Visualizing Trees

Michael S. Shipman

Department of Computer Science
The University of Arizona
Tucson, Arizona

IPD275
March 24, 1996
http://www.cs.arizona.edu/icon/docs/ipd275.htm


A tree is one specific kind of graph that is very important in applications ranging from Computer Science to many other fields [GROS90]. Trees are often used in the implementation of file systems, in evaluation of arithmetic expressions, and in replacement of linked lists where linear access time is forbidden. A conventional graphical representation of a tree is shown in Figure 1.



Figure 1: The Conventional Presentation

However, such conventional presentation techniques are inadequate in many cases such as when trees are broad and/or deep and for understanding the relationships between nodes. An alternative approach is to arrange the nodes in such a way that there is a relationship between the location and the size of each node as well as to be able to represent a tree of considerable size. This paper describes, using images of the same tree as in figure 1 for comparison, two different and new approaches used in this research: directed and layered. The images described are the results from the application drawtree that has been written in Icon programming language [GRIS90] [GRIS95] to explore these areas. The application is only concerned with the shape of the tree and the relationships between nodes, not identifying specific nodes.

Before describing the two different approaches, it is important to define a few terms used in this paper. A rooted tree T is a connected acyclic directed graph in which each node is connected by a unique path from a designated node called the root. Node v is a child of node u if uv is a directed edge of T and u is the parent of v. Two or more different nodes with the same parent are siblings. All the nodes on the unique path from the root r to node v other than v itself are the ancestors of v. If u is an ancestor of v, then v is a descendant of u. Now that the terms have been defined, the directed approach of the tree will be explained.

2. Directed Approach

A representation of a directed-approach tree is shown in figure 2 and consists of horizontal bars where all bars at a given vertical level belong to one generation.



Figure 2: Directed Graph, horizontal-bar representation

2.1 Concepts and Advantages

All children of a particular node N are represented by bars directly beneath the bar representing N. The sum of the length of the bars representing the children of N is equal to the length of N except if N has no children. The length of the bar corresponding to N is determined as follows: One considers all of the descendants of the parent P of N. Then the ratio of the length of N to the length of P is equal to the ratio of the number of descendants of N (plus one to include N itself) to the total number of descendants of P.
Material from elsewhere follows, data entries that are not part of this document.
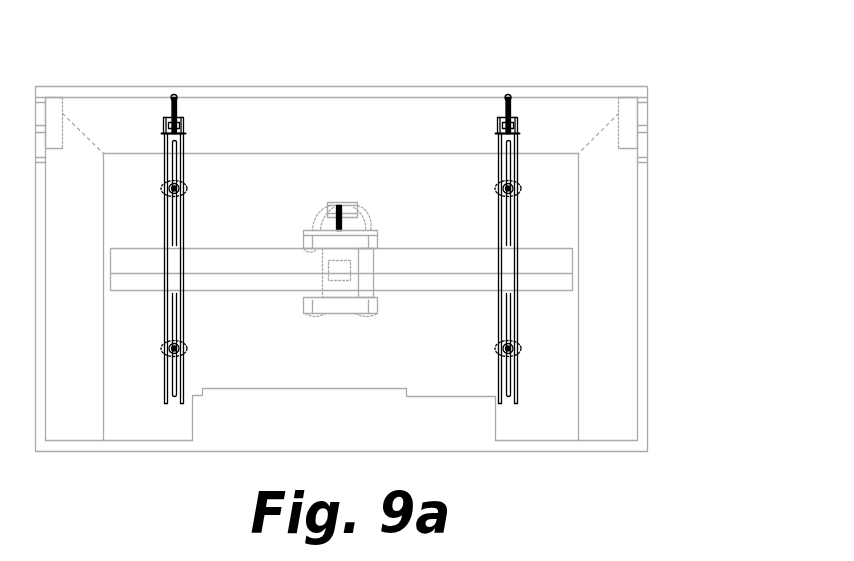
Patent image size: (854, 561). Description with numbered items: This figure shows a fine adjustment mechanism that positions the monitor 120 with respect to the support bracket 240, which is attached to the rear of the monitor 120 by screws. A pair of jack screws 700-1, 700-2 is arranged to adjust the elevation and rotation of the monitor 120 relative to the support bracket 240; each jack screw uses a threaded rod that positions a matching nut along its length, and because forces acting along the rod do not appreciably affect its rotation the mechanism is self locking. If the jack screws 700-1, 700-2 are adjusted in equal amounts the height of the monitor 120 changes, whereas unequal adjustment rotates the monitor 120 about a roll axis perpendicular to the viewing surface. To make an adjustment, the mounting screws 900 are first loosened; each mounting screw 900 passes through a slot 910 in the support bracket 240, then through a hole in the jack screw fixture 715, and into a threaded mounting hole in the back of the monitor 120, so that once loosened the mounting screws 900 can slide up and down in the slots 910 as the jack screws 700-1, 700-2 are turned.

The monitor 120 is at (662, 69).
The support bracket 240 is at (172, 405).
The jack screw 700-1 is at (166, 220).
The jack screw 700-2 is at (508, 96).
The jack screw fixture 715 is at (163, 121).
The mounting screw 900 is at (168, 188).
The slot 910 is at (176, 220).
The advantages of this approach are that it gives more room to a node that has more descendants than others. Therefore, one can visually select which node has more descendants than others by looking at the length of the bar. It is also simple to visualize the parent or ancestors of a certain node by observing the nodes directly above it. Likewise all the nodes directly below it are its descendants. Also, by comparing the length of a node with the lengths of its siblings, one can determine whether it has more or fewer descendants than its siblings. One can also easily distinguish all the nodes that lie in the same path from the root by drawing a straight line vertically. Overall, the two major advantages of this approach are that it is balanced in the sense that all nodes are placed below their ancestors and that the size of a node is determined by the number of descendants.

2.2 Two Different Layouts

Figure 2 shows one of the two different ways to lay out the bars. The tree starts out with the root as a straight bar at the top. It is the longest bar since all its descendants are below it, and each descendant is represented with a smaller bar as the tree begins to branch. In fact, each node can be treated as a root of a subtree with all of its descendants directly below it.
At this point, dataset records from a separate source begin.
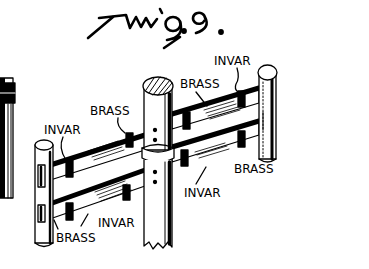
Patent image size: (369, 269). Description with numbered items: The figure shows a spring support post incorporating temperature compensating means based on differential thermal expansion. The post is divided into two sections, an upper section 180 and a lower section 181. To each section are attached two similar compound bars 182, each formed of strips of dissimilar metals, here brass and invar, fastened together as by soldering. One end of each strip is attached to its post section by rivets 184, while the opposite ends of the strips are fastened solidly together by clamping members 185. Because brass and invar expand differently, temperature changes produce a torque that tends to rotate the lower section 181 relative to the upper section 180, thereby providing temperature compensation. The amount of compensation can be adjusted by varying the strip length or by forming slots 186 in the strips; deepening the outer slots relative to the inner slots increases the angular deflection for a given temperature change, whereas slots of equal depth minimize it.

The upper section 180 is at (153, 71).
The lower section 181 is at (149, 243).
The compound bars 182 is at (262, 78).
The rivets 184 is at (170, 196).
The clamping members 185 is at (276, 122).
The slots 186 is at (35, 243).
Figure 3 shows another layout of the graph. Instead of each node being represented with a straight bar, each bar is is represented by an arc so that connecting all the arcs of the same level create part of a circle. The root of the tree starts in the middle and the tree branches out from there in all directions rather than starting from the top and branching down. Since the tree spreads out in all directions, the size of the bars do not decrease as drastically as in the horizontal-bar representation.
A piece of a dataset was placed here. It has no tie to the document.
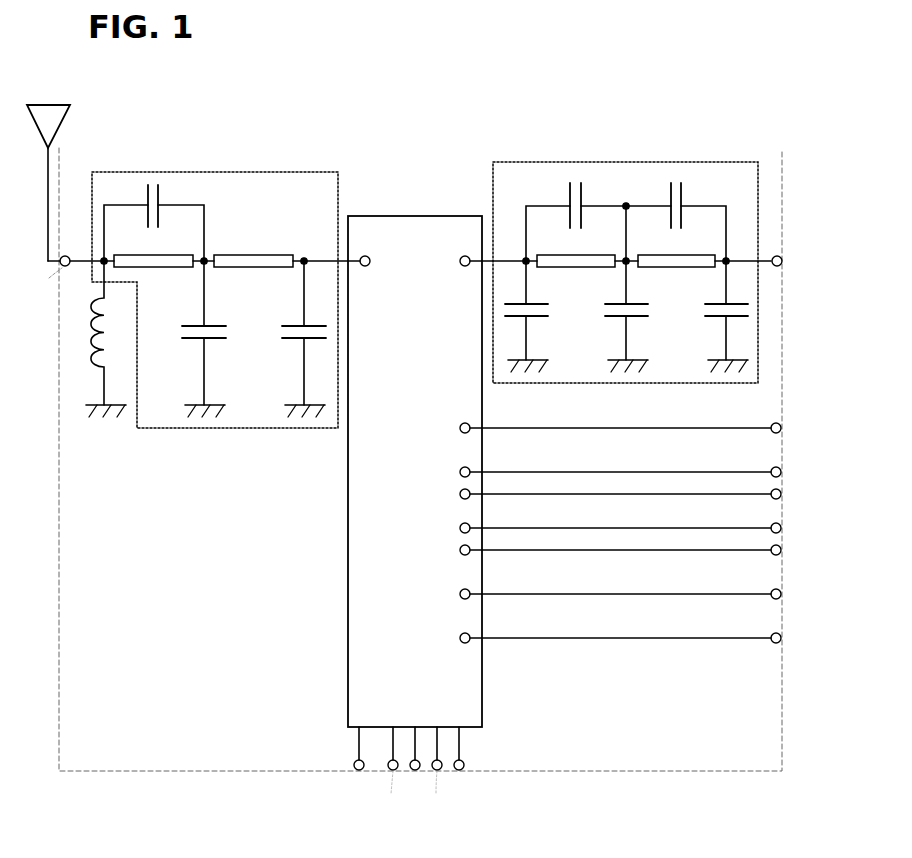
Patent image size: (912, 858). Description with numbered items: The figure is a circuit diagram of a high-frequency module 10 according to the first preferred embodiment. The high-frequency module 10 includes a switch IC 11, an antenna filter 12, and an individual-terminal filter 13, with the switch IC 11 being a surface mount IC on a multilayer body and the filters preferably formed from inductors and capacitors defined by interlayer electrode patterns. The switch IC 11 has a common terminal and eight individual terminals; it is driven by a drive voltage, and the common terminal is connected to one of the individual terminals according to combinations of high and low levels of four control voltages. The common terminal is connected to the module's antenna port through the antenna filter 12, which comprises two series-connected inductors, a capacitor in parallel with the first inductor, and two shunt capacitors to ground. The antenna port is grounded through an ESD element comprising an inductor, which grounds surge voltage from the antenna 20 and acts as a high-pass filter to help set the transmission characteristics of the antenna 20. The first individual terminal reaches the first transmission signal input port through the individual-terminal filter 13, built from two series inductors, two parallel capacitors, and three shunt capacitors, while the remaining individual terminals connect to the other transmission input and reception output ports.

Figure 3: Directed Graph, the arc-bar representation

2.3 Variations

Several variations can be applied with these particular layouts. For example, different colors can be assigned to nodes to convey meaning or show relationships among nodes. In figures 4 and 5, each generation, or level, is represented with a color. However, to avoid using too many colors, the sequence of colors is repeated after a certain number of generations or levels. An estimation of the depth of the tree can be calculated by counting the number of sequences.



Figure 4: Each generation is represented with a color



Figure 5: Each generation is represented with a color

Another approach in the use of a color scale is when each node is colored based on the number of its descendants. In a tree with N nodes and M colors, the first scale represents any node that has between 0 and N/M descendants and the last scale represents any node that has between (M-1)N/M and N descendants. Thus each color covers a number-of-descendants range of about N/M nodes. Figure 6 is an example in which all four colors are used.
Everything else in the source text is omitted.